Google Developing Nanotechnology To Detect Cancer, Heart Disease

Google Inc. revealed Tuesday at a conference in California that it is creating a wearable device and a pill with nanoparticles to detect certain developing diseases in the body, the Wall Street Journal reported.

Andrew Conrad, Google's head of the Life Sciences team at the Google X research lab, revealed that the company's goal is to provide an early warning system for cancer and other diseases with a more efficient detection rate.

"Every test you ever go to the doctor for will be done through this system," Conrad said. "That is our dream."

Google X is designing tiny magnetic particles that seek out and attach to cells, proteins or other molecules inside the body. A wearable sensor with a magnet will attract the particles, along with the attached cells, and monitor the signs of medical trouble in the user's bloodstream.

Experts said that the research is still on its early stages, according to the Daily Mail.

Researchers at Google X have yet to identify how the nanoparticles would bind itself to infected cells. Google said that its research team doesn't know how much nanoparticles are needed for the system to work.

"Nanoparticles... give you the ability to explore the body at a molecular and cellular level," Conrad explained. "Then [you can] recall those nanoparticles to a single location and that location is the superficial vasculature of the wrist, [where] you can ask them what they saw," Conrad continued.

"In principle this is great.
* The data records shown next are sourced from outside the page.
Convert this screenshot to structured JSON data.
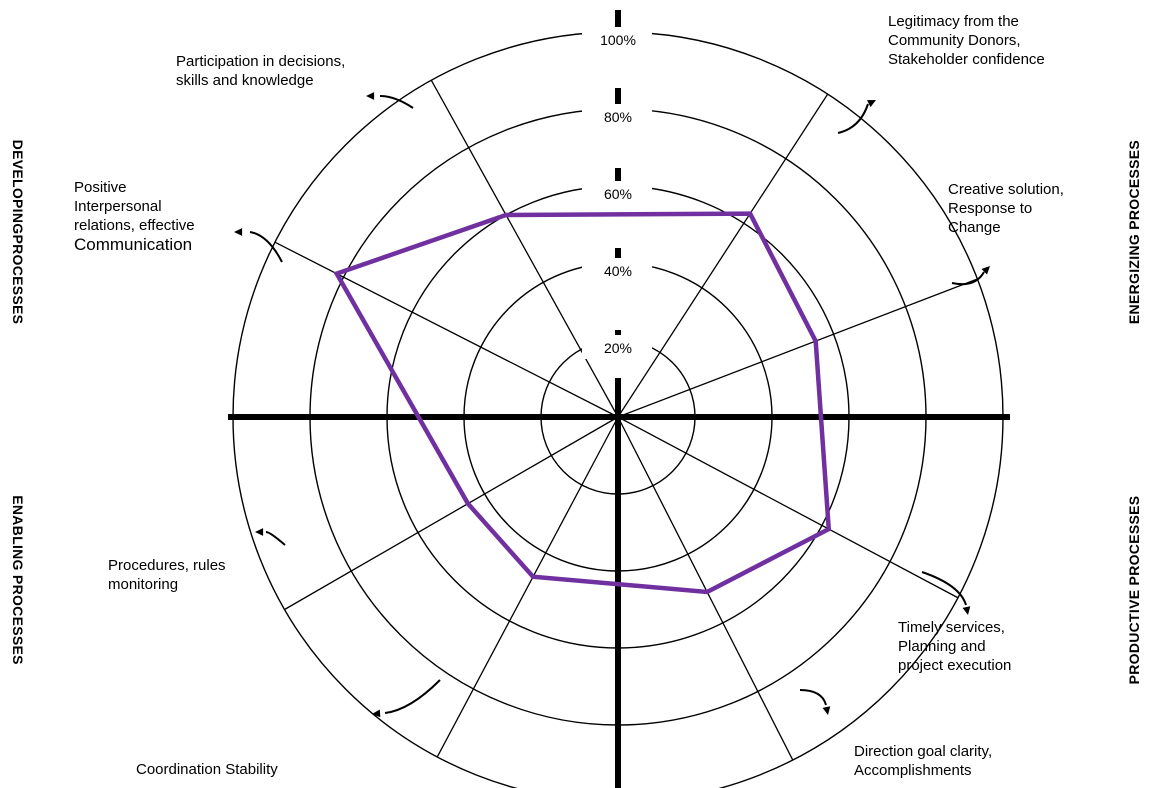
{
  "chart_data": {
    "type": "radar",
    "ring_labels": [
      "20%",
      "40%",
      "60%",
      "80%",
      "100%"
    ],
    "rmax": 100,
    "axes": [
      {
        "label": "Legitimacy from the\nCommunity Donors,\nStakeholder confidence",
        "value": 63
      },
      {
        "label": "Creative solution,\nResponse to\nChange",
        "value": 55
      },
      {
        "label": "Timely services,\nPlanning and\nproject execution",
        "value": 62
      },
      {
        "label": "Direction goal clarity,\nAccomplishments",
        "value": 51
      },
      {
        "label": "Coordination Stability",
        "value": 47
      },
      {
        "label": "Procedures, rules\nmonitoring",
        "value": 45
      },
      {
        "label": "Positive\nInterpersonal\nrelations, effective\nCommunication",
        "value": 82
      },
      {
        "label": "Participation in decisions,\nskills and  knowledge",
        "value": 60
      }
    ],
    "series_color": "#7030a0"
  },
  "quadrant_labels": {
    "top_left": "DEVELOPINGPROCESSES",
    "top_right": "ENERGIZING PROCESSES",
    "bottom_left": "ENABLING PROCESSES",
    "bottom_right": "PRODUCTIVE PROCESSES"
  }
}
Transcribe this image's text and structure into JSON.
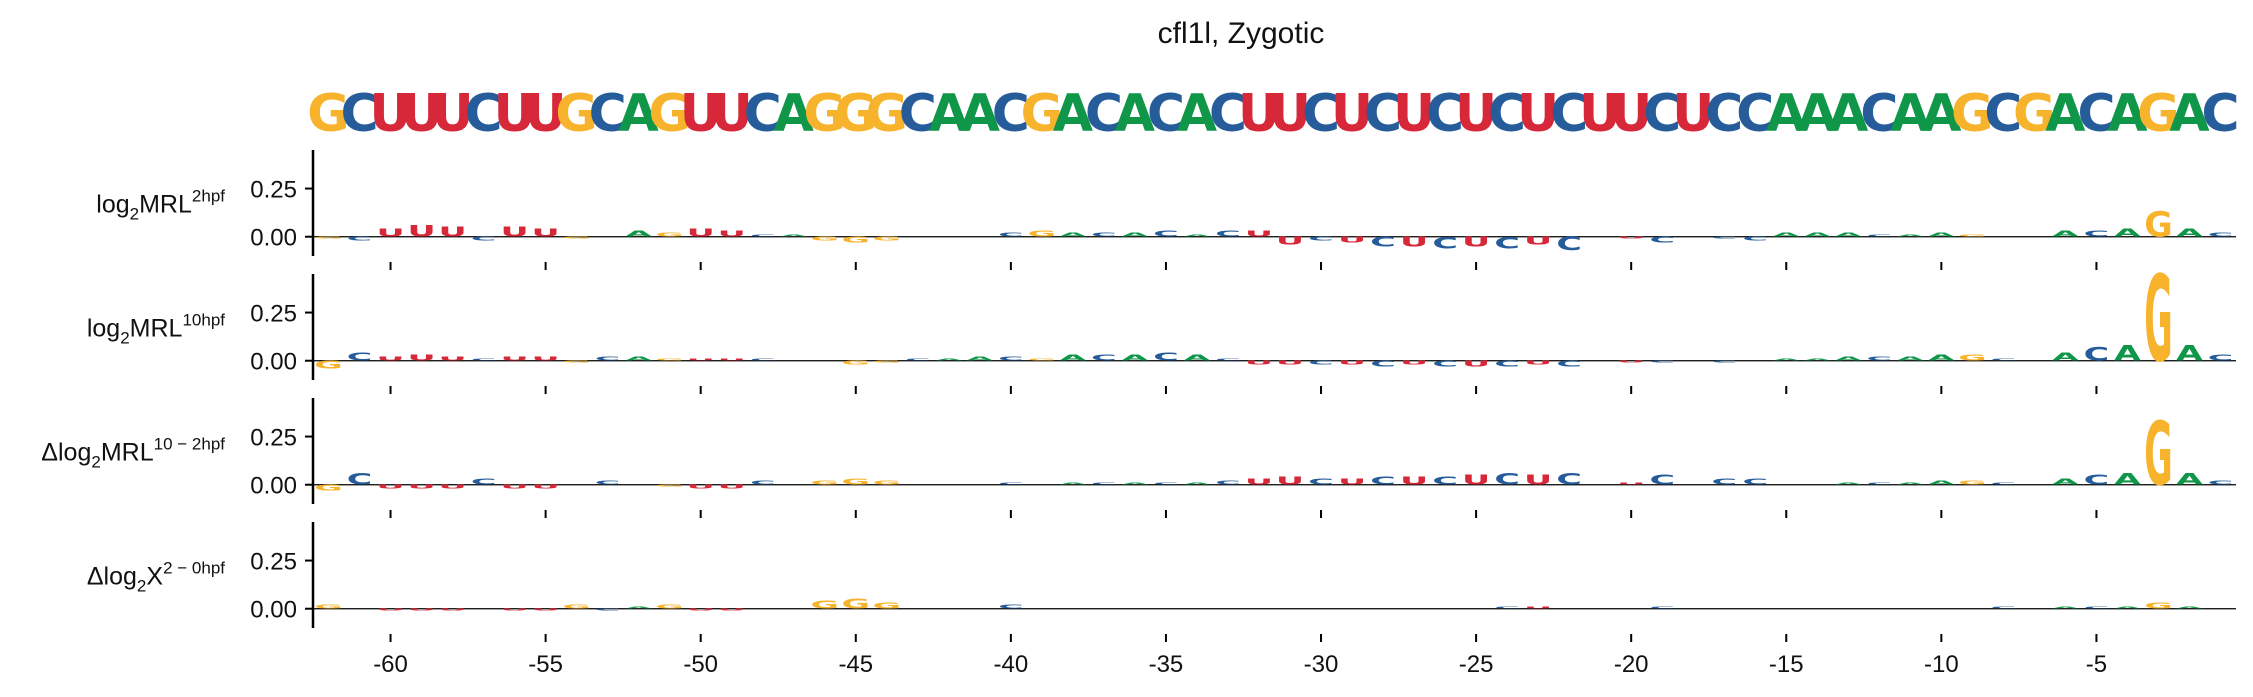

Any newcomers with new ideas are welcome in the field," professor Paul Workman, chief executive of the Institute of Cancer Research in London, told BBC. "How much of this proposal is dream versus reality is impossible to tell because it is a fascinating concept that now needs to be converted to practice."

A hundred Google employees, with expertise in molecular imaging, structural biology of neurodegenerative disease, astrophysics, chemistry and electrical engineering among others, have taken part in the nanoparticle project, TechCrunch has learned.

"We're trying to stave off death by preventing disease. Our foe is unnecessary death," said Conrad.